Regarding the name Agent, we considered several alternatives and prefer Agent for its simplicity. Alternative names:
- MRKLAgent
- LLMOrchestrator
- LLMChain
- Toolchain (fits nicely with tools and toolchains in software)
- PipelineComposer / LLMComposer
- PipelineComposition / LLMComposition
- Interesting naming tidbits:
Adoption strategy
Introducing the Agent concept is a rather big change that would require a careful adoption strategy. We would need a lot more documentation explaining these new concepts, and each attaching tool would need additional documentation.
However, the existing Haystack users, especially advanced users have already requested an agent framework to be added as part of the Haystack. We anticipate that advanced users will be the first to adopt the Agent.
Using an Agent requires an OpenAI api key and some tools require additional api keys, for example SerpAPI but there are free trials.
The debugging output of the Agent will help users to better understand how it works. In a debugger, the agent works as any other Haystack pipeline containing a prompt node.
How we teach this
Yes, adding agents to Haystack would require a lot of documentation changes. Perhaps even a separate documentation for MRKL and other future agents somewhat detached from Haystack.

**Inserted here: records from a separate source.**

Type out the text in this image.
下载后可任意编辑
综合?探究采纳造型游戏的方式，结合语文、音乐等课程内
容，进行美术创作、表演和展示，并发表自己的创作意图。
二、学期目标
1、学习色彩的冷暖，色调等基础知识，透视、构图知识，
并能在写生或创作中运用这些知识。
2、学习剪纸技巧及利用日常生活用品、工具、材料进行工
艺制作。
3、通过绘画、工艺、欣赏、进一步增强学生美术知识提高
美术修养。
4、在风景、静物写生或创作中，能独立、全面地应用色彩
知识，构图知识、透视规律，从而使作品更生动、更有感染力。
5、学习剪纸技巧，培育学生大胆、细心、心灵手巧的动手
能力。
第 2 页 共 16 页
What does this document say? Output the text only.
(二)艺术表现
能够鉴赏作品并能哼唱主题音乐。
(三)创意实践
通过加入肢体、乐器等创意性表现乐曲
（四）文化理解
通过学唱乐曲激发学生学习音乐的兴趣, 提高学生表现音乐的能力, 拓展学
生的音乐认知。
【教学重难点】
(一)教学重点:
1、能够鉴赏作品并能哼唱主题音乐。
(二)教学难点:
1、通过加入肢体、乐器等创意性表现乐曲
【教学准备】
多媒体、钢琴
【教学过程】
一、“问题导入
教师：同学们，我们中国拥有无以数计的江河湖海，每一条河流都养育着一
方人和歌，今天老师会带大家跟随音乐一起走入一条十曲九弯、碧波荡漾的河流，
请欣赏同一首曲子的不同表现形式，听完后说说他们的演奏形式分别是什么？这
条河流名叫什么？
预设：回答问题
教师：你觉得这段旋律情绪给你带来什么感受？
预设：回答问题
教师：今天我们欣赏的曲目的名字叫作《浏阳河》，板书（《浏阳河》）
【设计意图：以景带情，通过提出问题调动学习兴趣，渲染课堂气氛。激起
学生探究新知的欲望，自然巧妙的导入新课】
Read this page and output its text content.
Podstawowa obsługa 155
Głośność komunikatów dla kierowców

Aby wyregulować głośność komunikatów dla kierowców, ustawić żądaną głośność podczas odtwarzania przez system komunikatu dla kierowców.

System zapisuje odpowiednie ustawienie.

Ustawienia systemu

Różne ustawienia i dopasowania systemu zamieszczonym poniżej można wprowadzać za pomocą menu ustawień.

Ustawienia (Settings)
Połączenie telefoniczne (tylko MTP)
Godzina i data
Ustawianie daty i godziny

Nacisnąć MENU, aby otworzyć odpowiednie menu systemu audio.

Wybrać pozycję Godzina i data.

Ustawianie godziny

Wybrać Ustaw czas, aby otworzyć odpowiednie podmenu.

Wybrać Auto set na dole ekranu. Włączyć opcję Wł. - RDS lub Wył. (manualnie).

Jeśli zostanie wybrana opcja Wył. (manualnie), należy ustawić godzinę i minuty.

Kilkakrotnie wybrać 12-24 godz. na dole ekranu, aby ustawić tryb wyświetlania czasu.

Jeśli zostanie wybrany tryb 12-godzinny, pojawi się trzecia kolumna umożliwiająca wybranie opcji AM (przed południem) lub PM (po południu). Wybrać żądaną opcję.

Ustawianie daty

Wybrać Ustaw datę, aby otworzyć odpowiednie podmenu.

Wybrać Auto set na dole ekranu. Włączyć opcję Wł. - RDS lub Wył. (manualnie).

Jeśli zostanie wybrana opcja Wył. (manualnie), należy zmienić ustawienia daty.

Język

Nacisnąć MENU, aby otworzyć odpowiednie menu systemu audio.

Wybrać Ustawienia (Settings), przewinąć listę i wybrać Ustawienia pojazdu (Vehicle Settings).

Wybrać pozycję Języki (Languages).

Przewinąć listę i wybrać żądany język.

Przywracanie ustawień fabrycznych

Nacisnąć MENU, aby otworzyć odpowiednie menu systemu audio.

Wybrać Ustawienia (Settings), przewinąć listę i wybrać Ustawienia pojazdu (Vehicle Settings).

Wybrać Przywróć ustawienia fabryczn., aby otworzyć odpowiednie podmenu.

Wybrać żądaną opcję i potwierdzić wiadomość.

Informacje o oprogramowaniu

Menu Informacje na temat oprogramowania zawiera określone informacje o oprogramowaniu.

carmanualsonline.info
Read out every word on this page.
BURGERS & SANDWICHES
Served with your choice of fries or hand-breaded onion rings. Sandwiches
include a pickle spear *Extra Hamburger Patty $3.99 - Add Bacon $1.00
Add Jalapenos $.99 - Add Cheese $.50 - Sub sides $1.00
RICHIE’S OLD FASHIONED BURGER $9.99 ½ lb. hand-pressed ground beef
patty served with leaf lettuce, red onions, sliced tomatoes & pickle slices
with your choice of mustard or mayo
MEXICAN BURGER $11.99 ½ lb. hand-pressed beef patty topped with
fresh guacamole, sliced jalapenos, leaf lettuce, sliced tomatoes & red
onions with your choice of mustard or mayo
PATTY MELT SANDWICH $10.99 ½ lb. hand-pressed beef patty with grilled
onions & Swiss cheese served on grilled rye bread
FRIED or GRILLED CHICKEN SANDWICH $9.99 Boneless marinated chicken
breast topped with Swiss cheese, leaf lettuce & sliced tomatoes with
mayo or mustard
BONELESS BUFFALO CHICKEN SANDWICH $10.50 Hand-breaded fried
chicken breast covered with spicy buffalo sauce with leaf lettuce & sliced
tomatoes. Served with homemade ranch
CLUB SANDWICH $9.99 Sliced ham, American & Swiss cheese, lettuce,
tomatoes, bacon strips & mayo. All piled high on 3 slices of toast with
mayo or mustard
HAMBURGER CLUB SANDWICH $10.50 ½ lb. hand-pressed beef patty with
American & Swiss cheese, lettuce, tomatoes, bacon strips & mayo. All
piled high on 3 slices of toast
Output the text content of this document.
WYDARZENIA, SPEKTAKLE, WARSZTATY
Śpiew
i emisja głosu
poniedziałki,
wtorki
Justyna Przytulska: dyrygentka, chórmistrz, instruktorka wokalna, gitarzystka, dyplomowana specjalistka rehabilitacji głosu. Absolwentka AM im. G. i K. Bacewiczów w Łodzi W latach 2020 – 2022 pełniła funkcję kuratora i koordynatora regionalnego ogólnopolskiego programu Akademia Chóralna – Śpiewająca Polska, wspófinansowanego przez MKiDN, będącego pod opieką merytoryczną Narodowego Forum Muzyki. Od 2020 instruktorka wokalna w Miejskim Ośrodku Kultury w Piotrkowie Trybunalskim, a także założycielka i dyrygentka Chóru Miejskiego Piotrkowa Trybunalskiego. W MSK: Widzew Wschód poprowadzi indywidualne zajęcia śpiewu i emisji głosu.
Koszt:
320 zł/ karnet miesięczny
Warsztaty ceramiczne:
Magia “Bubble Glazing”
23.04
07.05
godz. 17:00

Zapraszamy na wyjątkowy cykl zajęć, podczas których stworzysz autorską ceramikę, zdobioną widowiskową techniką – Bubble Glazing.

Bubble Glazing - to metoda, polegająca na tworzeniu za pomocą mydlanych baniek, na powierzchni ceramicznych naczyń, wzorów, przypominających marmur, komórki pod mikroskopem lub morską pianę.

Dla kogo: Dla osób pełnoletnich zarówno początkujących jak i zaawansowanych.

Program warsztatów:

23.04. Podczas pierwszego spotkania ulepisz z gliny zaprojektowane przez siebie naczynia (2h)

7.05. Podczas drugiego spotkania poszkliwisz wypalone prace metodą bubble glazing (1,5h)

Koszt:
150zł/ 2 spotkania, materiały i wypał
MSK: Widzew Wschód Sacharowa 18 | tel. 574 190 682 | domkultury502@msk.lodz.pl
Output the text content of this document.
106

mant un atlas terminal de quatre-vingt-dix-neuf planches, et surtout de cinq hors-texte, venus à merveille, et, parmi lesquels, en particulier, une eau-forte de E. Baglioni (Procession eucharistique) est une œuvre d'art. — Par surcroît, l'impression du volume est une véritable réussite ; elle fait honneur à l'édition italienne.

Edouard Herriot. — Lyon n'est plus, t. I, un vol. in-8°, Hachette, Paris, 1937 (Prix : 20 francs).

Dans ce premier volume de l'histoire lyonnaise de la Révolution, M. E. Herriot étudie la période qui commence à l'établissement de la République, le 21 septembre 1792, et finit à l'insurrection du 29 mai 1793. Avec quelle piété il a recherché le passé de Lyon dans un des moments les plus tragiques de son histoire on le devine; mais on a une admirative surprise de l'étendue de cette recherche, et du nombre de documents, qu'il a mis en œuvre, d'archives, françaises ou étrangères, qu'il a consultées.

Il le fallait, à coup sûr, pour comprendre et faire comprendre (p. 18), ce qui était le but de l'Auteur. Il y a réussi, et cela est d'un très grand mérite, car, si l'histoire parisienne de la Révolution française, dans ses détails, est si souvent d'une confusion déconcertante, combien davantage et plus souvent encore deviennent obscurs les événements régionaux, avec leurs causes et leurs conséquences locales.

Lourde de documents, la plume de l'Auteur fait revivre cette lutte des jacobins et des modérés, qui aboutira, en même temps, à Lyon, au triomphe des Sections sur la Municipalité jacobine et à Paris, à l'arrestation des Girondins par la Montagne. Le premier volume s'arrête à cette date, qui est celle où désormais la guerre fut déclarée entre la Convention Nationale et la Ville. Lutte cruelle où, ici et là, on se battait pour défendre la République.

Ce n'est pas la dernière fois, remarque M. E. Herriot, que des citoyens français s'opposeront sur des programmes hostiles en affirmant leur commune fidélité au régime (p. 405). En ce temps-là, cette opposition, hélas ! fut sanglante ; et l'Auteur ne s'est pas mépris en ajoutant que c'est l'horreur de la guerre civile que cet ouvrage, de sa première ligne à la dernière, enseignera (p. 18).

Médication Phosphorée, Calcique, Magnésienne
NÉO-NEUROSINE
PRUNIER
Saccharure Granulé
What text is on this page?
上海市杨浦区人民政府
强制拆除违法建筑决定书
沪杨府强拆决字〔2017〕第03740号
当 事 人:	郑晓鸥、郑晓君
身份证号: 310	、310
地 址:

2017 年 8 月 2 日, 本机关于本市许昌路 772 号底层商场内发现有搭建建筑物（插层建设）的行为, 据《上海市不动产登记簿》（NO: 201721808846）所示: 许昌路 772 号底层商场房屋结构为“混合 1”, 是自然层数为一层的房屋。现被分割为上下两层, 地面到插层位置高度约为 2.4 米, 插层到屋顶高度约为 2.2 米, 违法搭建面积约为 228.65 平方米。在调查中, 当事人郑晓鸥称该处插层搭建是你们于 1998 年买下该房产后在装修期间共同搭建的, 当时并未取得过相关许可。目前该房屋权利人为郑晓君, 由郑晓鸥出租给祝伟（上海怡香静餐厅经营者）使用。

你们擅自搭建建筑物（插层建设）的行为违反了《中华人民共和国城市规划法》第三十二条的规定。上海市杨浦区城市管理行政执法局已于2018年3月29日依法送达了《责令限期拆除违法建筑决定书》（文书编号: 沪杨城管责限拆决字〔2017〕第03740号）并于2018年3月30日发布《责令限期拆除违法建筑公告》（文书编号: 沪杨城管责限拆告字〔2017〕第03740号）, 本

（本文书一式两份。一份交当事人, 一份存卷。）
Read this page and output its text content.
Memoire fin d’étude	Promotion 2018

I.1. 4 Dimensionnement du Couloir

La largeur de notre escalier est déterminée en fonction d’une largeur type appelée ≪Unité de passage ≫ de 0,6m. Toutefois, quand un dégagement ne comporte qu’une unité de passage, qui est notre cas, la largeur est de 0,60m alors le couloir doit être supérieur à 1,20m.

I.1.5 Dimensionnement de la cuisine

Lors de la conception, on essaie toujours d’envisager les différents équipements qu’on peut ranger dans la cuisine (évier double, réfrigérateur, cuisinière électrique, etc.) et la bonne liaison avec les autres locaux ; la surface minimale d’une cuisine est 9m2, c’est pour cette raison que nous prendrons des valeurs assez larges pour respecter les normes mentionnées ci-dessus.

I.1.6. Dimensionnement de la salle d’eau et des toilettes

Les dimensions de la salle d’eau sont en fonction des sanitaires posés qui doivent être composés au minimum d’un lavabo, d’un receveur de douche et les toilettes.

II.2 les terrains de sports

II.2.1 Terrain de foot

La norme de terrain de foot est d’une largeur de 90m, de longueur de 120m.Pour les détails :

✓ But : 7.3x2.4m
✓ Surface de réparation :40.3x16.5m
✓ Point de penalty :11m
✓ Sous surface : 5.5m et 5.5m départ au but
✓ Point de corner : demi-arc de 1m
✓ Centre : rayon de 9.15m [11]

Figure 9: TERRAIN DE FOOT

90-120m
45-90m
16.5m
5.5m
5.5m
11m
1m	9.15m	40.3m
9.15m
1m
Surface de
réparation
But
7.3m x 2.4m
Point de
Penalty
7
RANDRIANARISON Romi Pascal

We can teach existing Haystack users about agents and agent tools in a new section of the documentation. We can also organize Discord office hours, tutorials, and webinars to teach the new concepts.
Unresolved questions
Name of the parameter pipeline_or_node
- When we add a tool to the agent, we need to specify the name of the pipeline or node (component) to add.
This parameter could be called
pipeline_or_nodeorpipeline_or_component_nameetc.
Umbrella Term for Pipeline and Agent
- We need a term that captures pipelines and agents for communication with users (NLP application, flow, system, service, engine ...). Let's have that conversation separately from this proposal.
Tools we imagine in the near future
- Tools will be discussed in a separate proposal.